In CCE (Christian classical education) we regularly espouse the ideal of cultivating life-long learners by gifting children with the seven liberal arts. This is what we are seeking to do. My question for this meditation is then related and simple: “What kind of person is best suited to lead students to such a place in their lives?” It almost seems rhetorical, does it not? Those who are leading a life of learning are best suited to replicate such in their student’s lives. So that leads me to a set of questions that might compel others to join the discussion:
A. What are the characteristics of a life-long learner, apart from the obvious that they learn for a life-time. Are we to be following Solon and state that we can’t know if we are one until we are dead? Are there distinguishing traits commonly shared by such leaders/teachers?
B. What can be done to identify such leaders so that they might be gathered in a locale, such as a school?
C. What role does one such leader play in the development and encouragement of other such leaders?
D. How much money does it take to finance a “professional” life-long learner’s needs for learning and should a school supplement that financial need or leave it to the learner?
E. How does a school juggle the issues of time and “load” that compete in a teacher’s life? Can we afford to give them time to be learners themselves, or is that just something they have to find in their leisure?
I think these are really huge issues because they cut right to the heart of our school’s success. I have been struck more and more by the way Independent School Management (for instance) has addressed this issue. They have struck at the monetary issue by saying that a strong, stable, quality school gives 2% of its overall budget toward professional development of its staff. Just to crunch that esoteric percentage into some more meaningful, a school with a $1million budget who has let’s say 20 teaching staff would be investing about $800 per teacher per year in encouraging them and directing them toward being better teachers.
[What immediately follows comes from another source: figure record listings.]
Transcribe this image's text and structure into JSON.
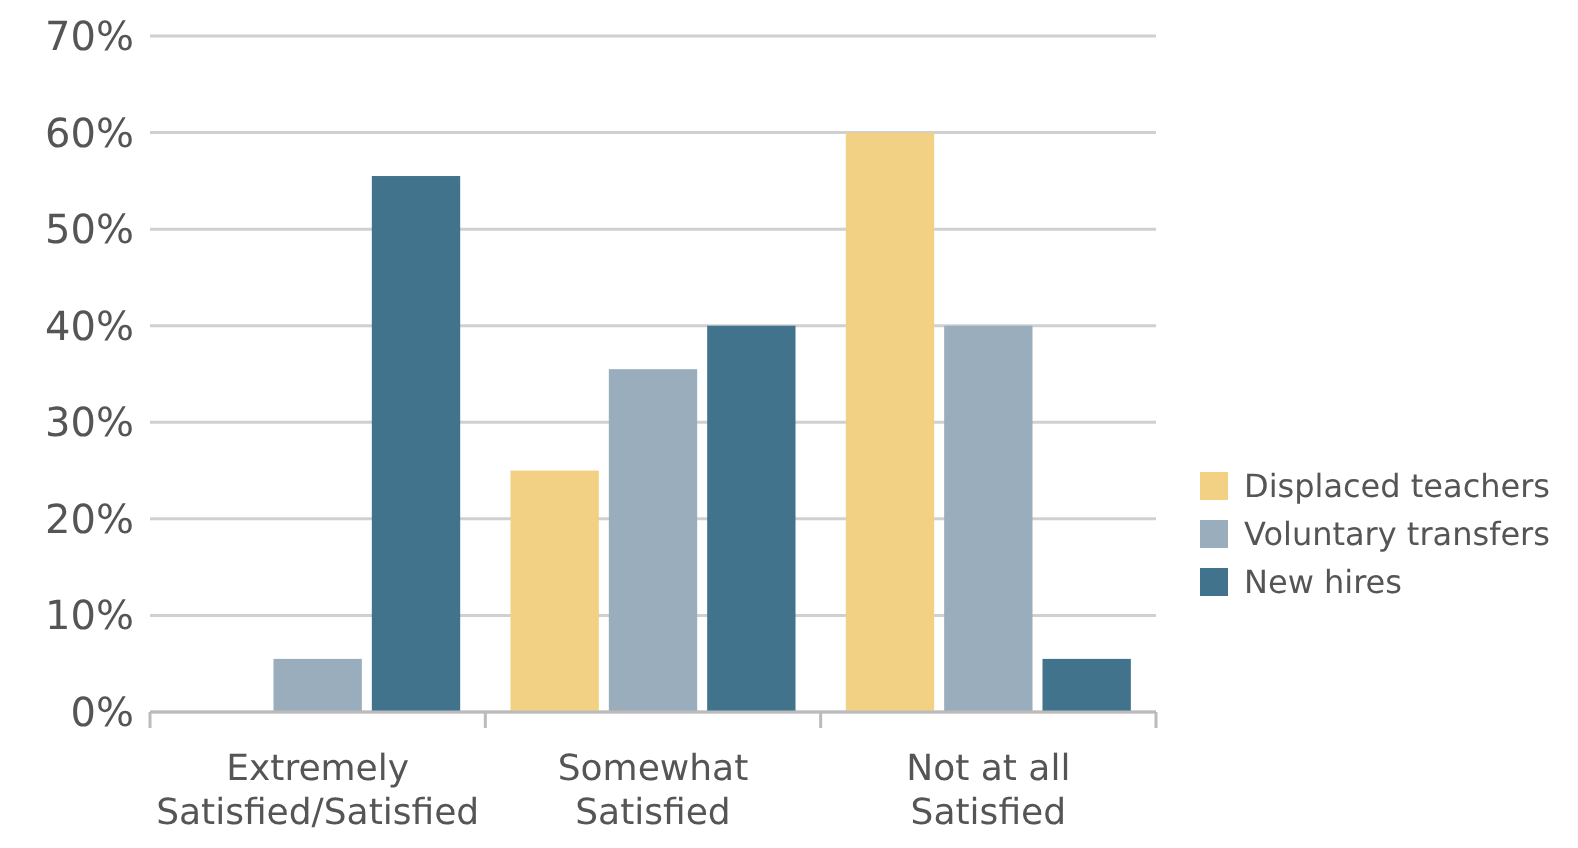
{
  "chart_data": {
    "type": "bar",
    "categories": [
      "Extremely\nSatisfied/Satisfied",
      "Somewhat\nSatisfied",
      "Not at all\nSatisfied"
    ],
    "series": [
      {
        "name": "Displaced teachers",
        "color": "#f2d184",
        "values": [
          0,
          25,
          60
        ]
      },
      {
        "name": "Voluntary transfers",
        "color": "#9aadbd",
        "values": [
          5.5,
          35.5,
          40
        ]
      },
      {
        "name": "New hires",
        "color": "#41738c",
        "values": [
          55.5,
          40,
          5.5
        ]
      }
    ],
    "ylim": [
      0,
      70
    ],
    "yticks": [
      {
        "value": 0,
        "label": "0%"
      },
      {
        "value": 10,
        "label": "10%"
      },
      {
        "value": 20,
        "label": "20%"
      },
      {
        "value": 30,
        "label": "30%"
      },
      {
        "value": 40,
        "label": "40%"
      },
      {
        "value": 50,
        "label": "50%"
      },
      {
        "value": 60,
        "label": "60%"
      },
      {
        "value": 70,
        "label": "70%"
      }
    ],
    "grid": "y",
    "legend": "right"
  }
}
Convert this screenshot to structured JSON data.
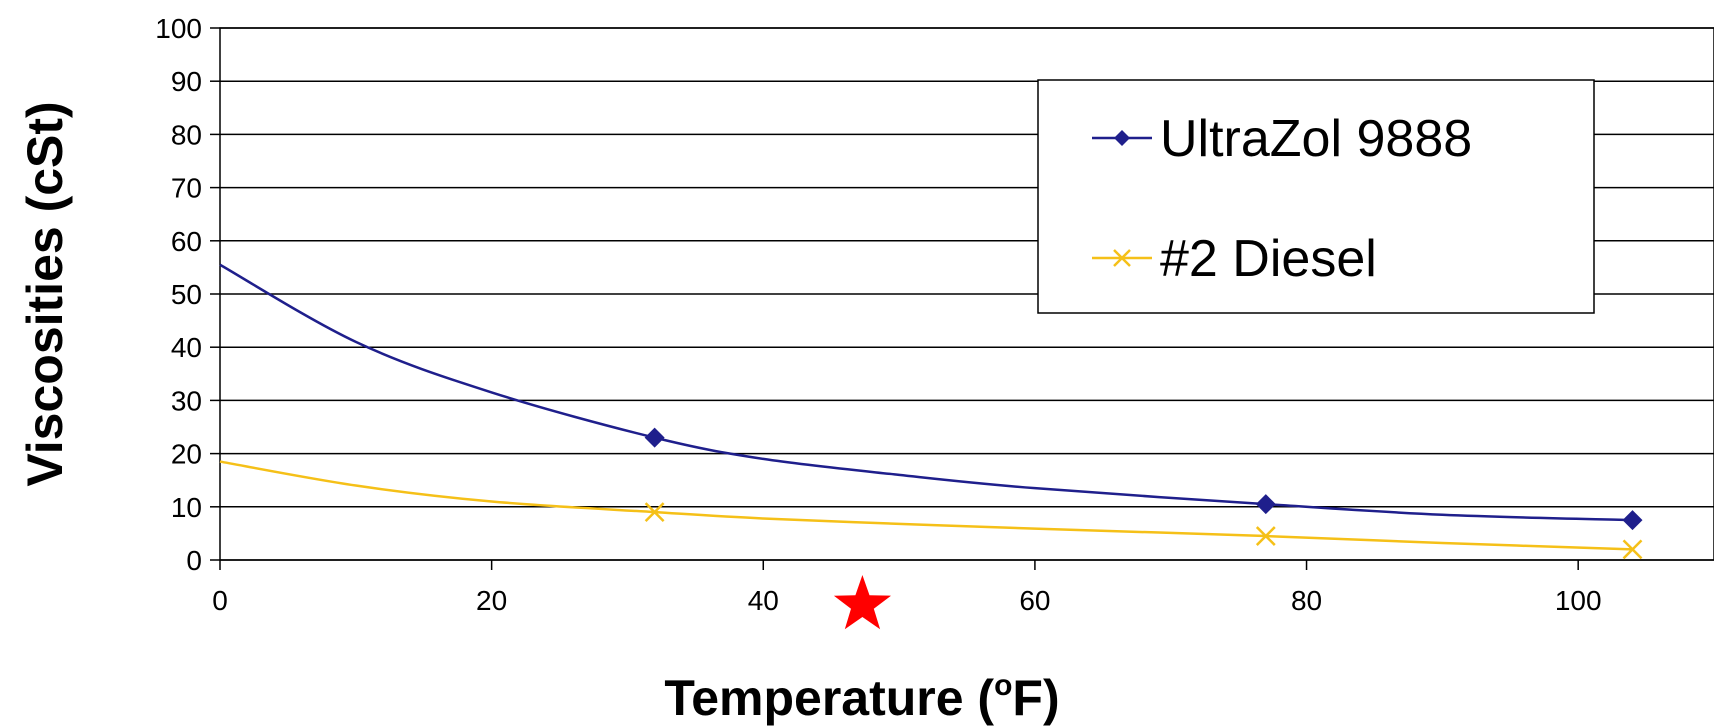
{
  "chart_data": {
    "type": "line",
    "title": "",
    "xlabel": "Temperature (oF)",
    "xlabel_main": "Temperature (",
    "xlabel_sup": "o",
    "xlabel_end": "F)",
    "ylabel": "Viscosities (cSt)",
    "xlim": [
      0,
      110
    ],
    "ylim": [
      0,
      100
    ],
    "x_ticks": [
      "0",
      "20",
      "40",
      "60",
      "80",
      "100"
    ],
    "y_ticks": [
      "0",
      "10",
      "20",
      "30",
      "40",
      "50",
      "60",
      "70",
      "80",
      "90",
      "100"
    ],
    "grid": "horizontal",
    "legend_position": "top-right",
    "series": [
      {
        "name": "UltraZol 9888",
        "color": "#1f1f8c",
        "marker": "diamond",
        "points": [
          [
            32,
            23
          ],
          [
            77,
            10.5
          ],
          [
            104,
            7.5
          ]
        ],
        "trend": [
          [
            0,
            55.5
          ],
          [
            10,
            41
          ],
          [
            20,
            31.5
          ],
          [
            32,
            23
          ],
          [
            40,
            19
          ],
          [
            50,
            16
          ],
          [
            60,
            13.5
          ],
          [
            77,
            10.5
          ],
          [
            90,
            8.5
          ],
          [
            104,
            7.5
          ]
        ]
      },
      {
        "name": "#2 Diesel",
        "color": "#f5c018",
        "marker": "x",
        "points": [
          [
            32,
            9
          ],
          [
            77,
            4.5
          ],
          [
            104,
            2
          ]
        ],
        "trend": [
          [
            0,
            18.5
          ],
          [
            10,
            14
          ],
          [
            20,
            11
          ],
          [
            32,
            9
          ],
          [
            40,
            7.8
          ],
          [
            50,
            6.8
          ],
          [
            60,
            5.9
          ],
          [
            77,
            4.5
          ],
          [
            90,
            3.2
          ],
          [
            104,
            2
          ]
        ]
      }
    ],
    "annotation": {
      "type": "star",
      "x": 47.3,
      "color": "#ff0000"
    }
  }
}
I will think aloud about the actual activities that such money could be profitably spent on in other blog. But the notion itself is worthy of discussion. I find it tough to argue against the notion of Professional Development.
So what forms of PD are necessary and beneficial to a school faculty? There seem to be two extremes with the middle being best. On the one pole there would be the school administration that looked at its faculty and said “what we all need is ____” and filled the PO, sent off the check, and let everyone know that the “expert” was coming, ya’ll be there and sit through it. He might actually have some wisdom at work there if the school is brand new and everyone needs to get on the same page. But the opposite of that seems a pole as well. There would be the Admin who would say, “Hey, we have 20K to spend on your being better at what you do. You each find something you like, ask, and we will set you up with it.” Now, again, some might actually really benefit from their choices, but a number would choose something that fit their comfort zone and did not address real needs because they often don’t see those needs in themselves.
So in the middle seems to be the best place. There are some group activities that can scratch where everyone is itching well, then there is some specific needs that only a few or even just one faculty member can benefit from, but in the end make the whole team stronger by strengthening one member. That leads to the notion of intent or objectives. What might be the various objectives for such PD?
A. Content – there is no question that all teachers can benefit by adding more knowledge to their lives, but this is highly individuated and is best done in either small pairings or single learner experiences; classes, if you will.
B. Concepts – every good faculty will be seeking to better understand the great ideas of their shared community, and to do so in a manner that brings practical agreement demands that they be learned and discussed together. This is where the group thing is powerful, if the leader is using proper facilitation and not simply viewing his role as delivering “content.” He must lead them to the questions, not so much the answers.
C. Habits of teaching: Pedagogy – teachers are thieves in a very good way. We love to learn our art by seeing it modeled by others. We often call these experiences “workshops” or “observations.” This can be achieved by visiting other schools, having master teachers come and model good teaching, and encouraging peers to observe one another within the school. Again, the temptation is to hire someone to come in and try to deliver pedagogy as though it were content. This just does not work. The experience must fit the objective. The learner (teacher) must SEE the model, not have it outlined for them on the whiteboard.
D. Cultural formation / Spiritual unity – The first three objectives are measurable to greater or lesser extent. A report can be generated to show that the objective was met. Now we are in the higher order of faculty development that is very “site specific” and driven way more internally than by bringing in an expert. Faculty must be given time, must make time, must be the kind of people who demand that they talk about student behavior, their own behavior, the day to day joys and headaches of the school, and most importantly are in constant seasons of prayer and spiritual meditation about those things. This is perhaps the essence of a Christian school.
E. Team building / encouragement / trust – I have made this last for two reasons. A) it is the most important, so we have been building toward it, and B) it even more than D gets neglected due to its “subjective” nature. As it is almost impossible to measure, it makes for a hard sell come budget time. If it does not exist, your school is in peril.
I would simply summarize with the adage: “the Faculty are the School.” It is a rule: if the faculty are not life-learners, and allowed to be such by the culture of the school, then the students will not be either.